Set of abstract method names (may be undefined if there aren’t any).

The cls.__name__ attribute contains a short class name. The cls.__qualname__ attribute contains a fully qualified name with additional information about the surrounding context (this may be useful if a class is defined inside a function or if you create a nested class definition). The cls.__annotations__ dictionary contains class-level type hints (if any).

Table 7.2 shows special attributes of an instance i.

Table 7.2 Instance Attributes

Attribute

Description

i.__class__

Class to which the instance belongs

i.__dict__

Dictionary holding instance data (if defined)

The __dict__ attribute is normally where all of the data associated with an instance is stored. However, if a user-defined class uses __slots__, a more efficient internal representation is used and instances will not have a __dict__ attribute.

7.33 Final Words: Keep It Simple

This chapter has presented a lot of information about classes and the ways to customize and control them. However, when writing classes, keeping it simple is often the best strategy. Yes, you could use abstract based classes, metaclasses, descriptors, class decorators, properties, multiple inheritance, mixins, patterns, and type hints. However, you could also just write a plain class. There’s a pretty good chance that this class is good enough and that everyone will understand what it’s doing.

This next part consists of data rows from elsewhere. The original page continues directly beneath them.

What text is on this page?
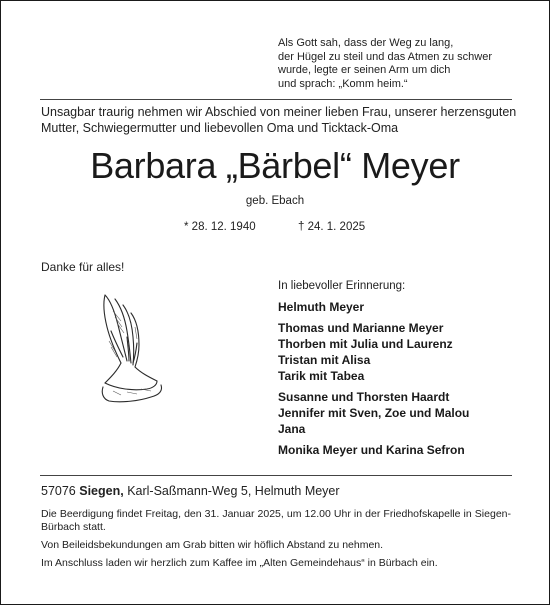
Als Gott sah, dass der Weg zu lang,
der Hügel zu steil und das Atmen zu schwer
wurde, legte er seinen Arm um dich
und sprach: „Komm heim.“
Unsagbar traurig nehmen wir Abschied von meiner lieben Frau, unserer herzensguten
Mutter, Schwiegermutter und liebevollen Oma und Ticktack-Oma
Barbara „Bärbel“ Meyer
geb. Ebach
* 28. 12. 1940	† 24. 1. 2025
Danke für alles!
In liebevoller Erinnerung:
Helmuth Meyer
Thomas und Marianne Meyer
Thorben mit Julia und Laurenz
Tristan mit Alisa
Tarik mit Tabea
Susanne und Thorsten Haardt
Jennifer mit Sven, Zoe und Malou
Jana
Monika Meyer und Karina Sefron
57076 Siegen, Karl-Saßmann-Weg 5, Helmuth Meyer

Die Beerdigung findet Freitag, den 31. Januar 2025, um 12.00 Uhr in der Friedhofskapelle in Siegen-Bürbach statt.

Von Beileidsbekundungen am Grab bitten wir höflich Abstand zu nehmen.

Im Anschluss laden wir herzlich zum Kaffee im „Alten Gemeindehaus“ in Bürbach ein.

In the big picture, it’s useful to step back and consider a few generally desirable code qualities. First and foremost, readability counts for a lot—and it often suffers if you pile on too many layers of abstraction. Second, you should try to make code that is easy to observe and debug, and don’t forget about using the REPL. Finally, making code testable is often a good driver for good design. If your code can’t be tested or testing is too awkward, there may be a better way to organize your solution.